Schwäbische Zeitung (Riedlingen)
DFB kontert Scholls harsche Kritik
Nach der Schelte des Ex-Nationalspielers für Löws Taktik ereifert sich Teammanager Bierhoff: „Das war unmöglich“
(dpa) - Eigentlich könnten alle zufrieden sein. Doch am Tag nach dem Triumph ist Bundestrainer Joachim Löw verärgert – nicht über sein Team, sondern über die harsche Kritik von Ex-Nationalspieler Mehmet Scholl in der ARD. „Eigentlich hat er den gesamten Trainerstab damit irgendwie angegriffen“, erklärte Oliver Bierhoff am Sonntag nach dem Erfolg im EM-Viertelfinale gegen Italien. Und hörbar verärgert fügte der DFB-Teammanager hinzu: „Das war unmöglich, wie Mehmet das dargestellt hat.“
TV-Experte Scholl hatte zuvor in der Liveübertragung im Ersten die Umstellung von Löw auf eine Dreierkette in der Abwehr und vor allem DFB-Chefscout Urs Siegenthaler persönlich scharf angegriffen. „Der Herr Siegenthaler möge bitte seinen Job machen, morgens liegen bleiben, die anderen zum Training gehen lassen und nicht mit irgendwelchen Ideen …“, hatte Scholl nach dem Elfmeterkrimi gesagt.

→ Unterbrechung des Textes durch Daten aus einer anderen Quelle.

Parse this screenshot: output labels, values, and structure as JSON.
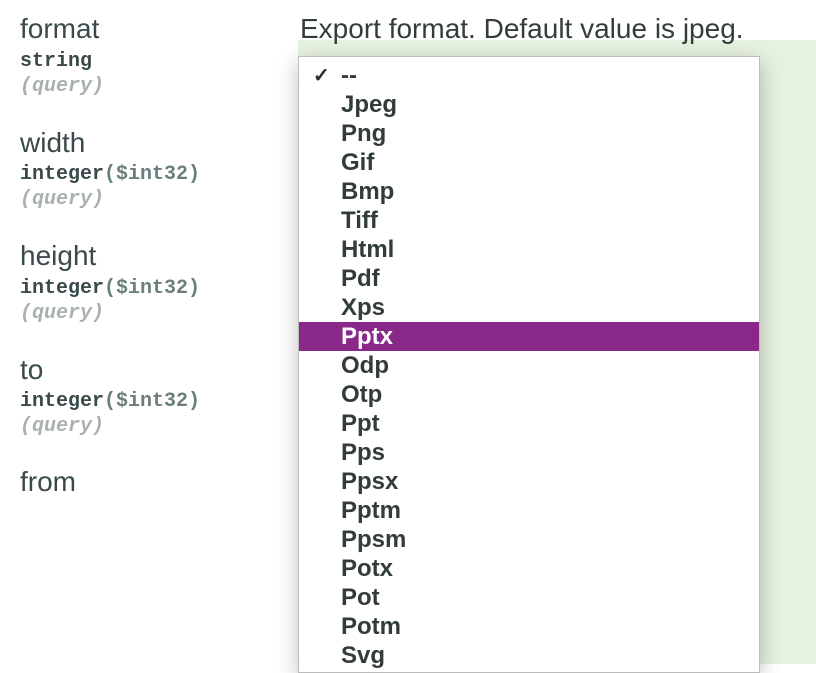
{
  "params": [
    {
      "name": "format",
      "type": "string",
      "typeFormat": "",
      "location": "(query)"
    },
    {
      "name": "width",
      "type": "integer",
      "typeFormat": "($int32)",
      "location": "(query)"
    },
    {
      "name": "height",
      "type": "integer",
      "typeFormat": "($int32)",
      "location": "(query)"
    },
    {
      "name": "to",
      "type": "integer",
      "typeFormat": "($int32)",
      "location": "(query)"
    }
  ],
  "partialParam": "from",
  "description": "Export format. Default value is jpeg.",
  "dropdown": {
    "selectedIndex": 0,
    "highlightedIndex": 9,
    "options": [
      "--",
      "Jpeg",
      "Png",
      "Gif",
      "Bmp",
      "Tiff",
      "Html",
      "Pdf",
      "Xps",
      "Pptx",
      "Odp",
      "Otp",
      "Ppt",
      "Pps",
      "Ppsx",
      "Pptm",
      "Ppsm",
      "Potx",
      "Pot",
      "Potm",
      "Svg"
    ]
  }
}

„Was uns unglaublich ärgert, und das kann nicht sein: Mehmet kennt unsere Abläufe nicht, er weiß nicht, wie Entscheidungen hier getroffen werden“, betonte Bierhoff. Der ehemalige Bayern-Profi Scholl sah den Schweizer Löw-Helfer Siegenthaler offenbar als Auslöser von Löws Taktik gegen die Azzurri. „Ich weiß nicht, ob es nur Siegenthaler ist, aber Jogi Löw wacht nicht nachts auf und sagt: ,Jetzt hab ich’s: Dreierkette, Dreierkette, Dreierkette.‘ Das hätte man heute auch anders lösen können“, meinte Scholl.

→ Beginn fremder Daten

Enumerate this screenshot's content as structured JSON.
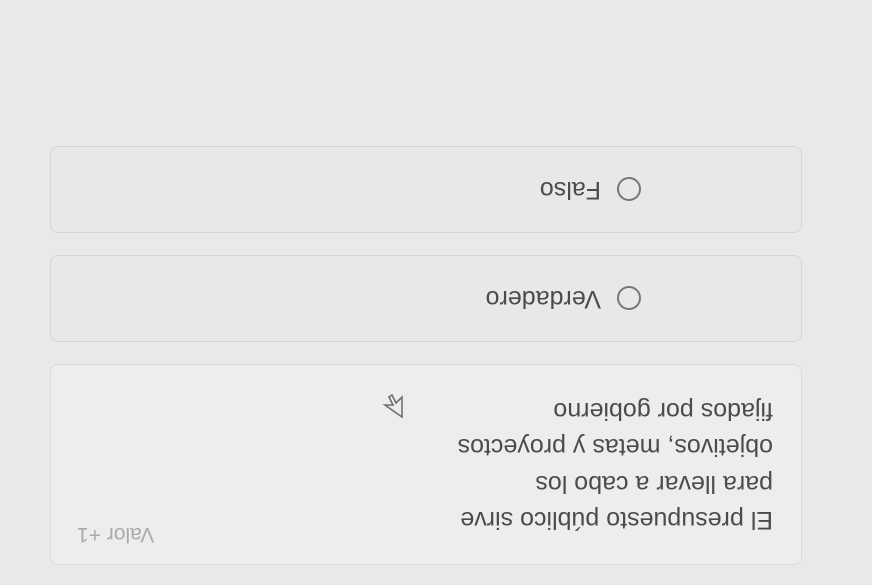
{
  "question": {
    "points_label": "Valor +1",
    "text": "El presupuesto público sirve para llevar a cabo los objetivos, metas y proyectos fijados por gobierno"
  },
  "options": [
    {
      "label": "Verdadero"
    },
    {
      "label": "Falso"
    }
  ]
}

Löw erschien die Dreierkette gegen Italien hingegen bereits seit Tagen als plausible Lösung. „Es war dringend notwendig, auch die Mannschaft ein bisschen zu verändern“, sagte der DFB-Coach. „Für mich war das nach dem Spiel Italien gegen Spanien klar. Da war das mein erster Gedanke.“2008, 2010 und 2012 habe man sich gegen Spanien beziehungsweise Italien ebenfalls angepasst – und verloren, bemerkte jedoch Scholl. „2014 hat Löw der Mannschaft vertraut und ab dem Viertelfinale mit der gleichen Aufstellung gespielt. So gewinnt man Titel!“Dabei gehe es ihm nicht ums „Motzen“. Löw hatte in Bordeaux erstmals überhaupt bei einem Turnier auf Dreierkette umgestellt – und letztlich damit gewonnen.

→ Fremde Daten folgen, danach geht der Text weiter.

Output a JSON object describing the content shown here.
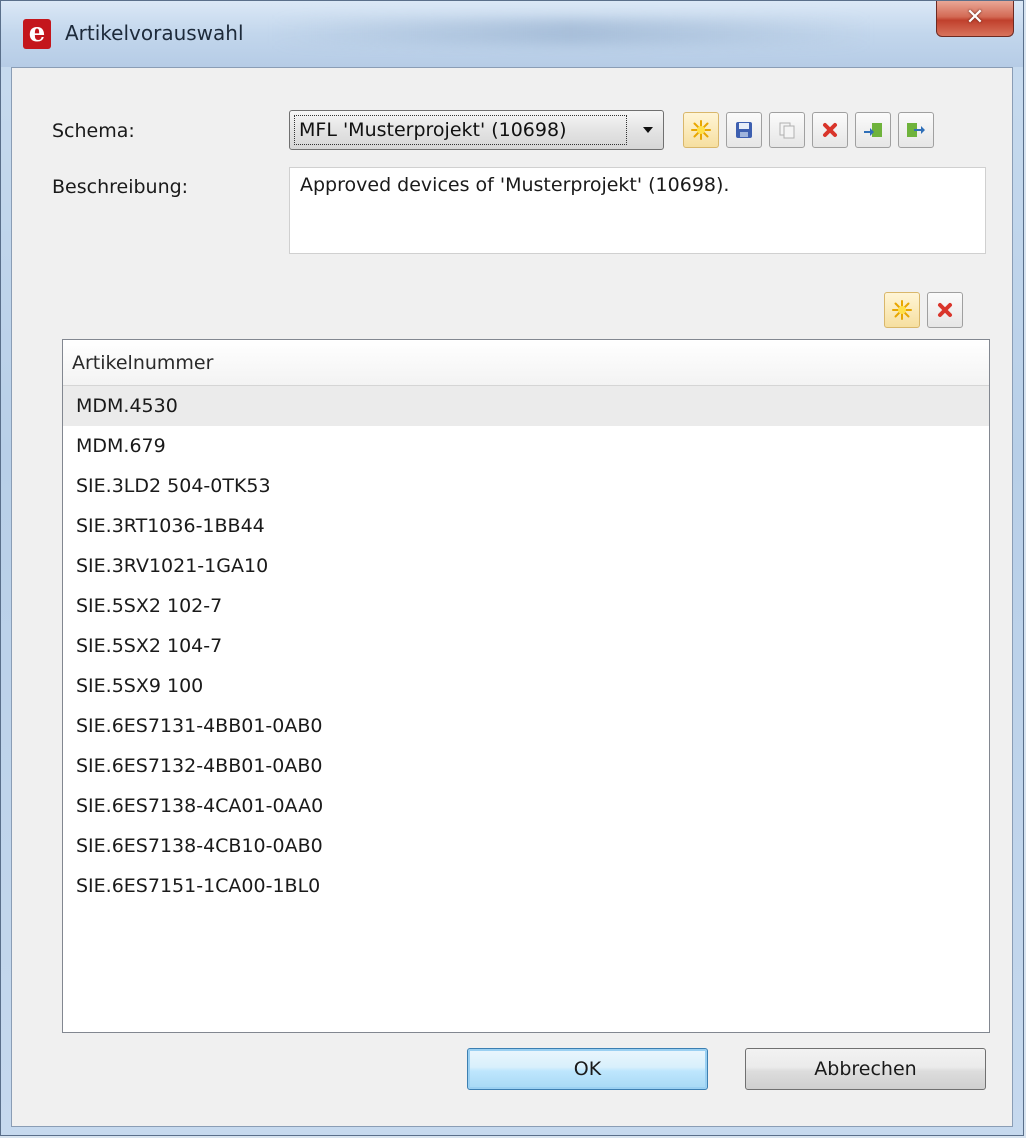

Die Abkehr vom zuvor praktizierten 4-2-3-1-System begründete der Bundestrainer mit der Qualität der Italiener im Vergleich zu den vorherigen Gegnern. „Sie spielen mit zwei Mann auf den Seiten ganz hoch und mit zwei zentralen Stürmern. Vier gegen vier zu spielen, ist gegen sie gefährlich. Ihre Automatismen spielen sie super, aber sie sind leicht berechenbar. Deswegen mussten wir das Zentrum zumachen“, so Löw.
„Wer Jogi kennt, der weiß, er ist ein Taktikfuchs. Er hat klare Vorstellungen über das, was er machen will“, betonte Bierhoff mit Hinweis auf die Teamfähigkeit des Schwarzwälders: „Er bespricht sich mit seinen Fachleuten. Viele Experten machen hier sehr gute Arbeit.“
Der 45-jährige Scholl, der als Trainer der zweiten Mannschaft des FC Bayern München wenig Erfolg hatte, sorgte als ARD-Experte schon mehrfach mit heftiger Kritik für Aufsehen. So ging er 2012 bei der EM Mario Gomez an („Ich hatte zwischendrin Angst, dass er sich wund gelegen hat, dass man ihn wenden muss.“) und entschuldigte sich später dafür.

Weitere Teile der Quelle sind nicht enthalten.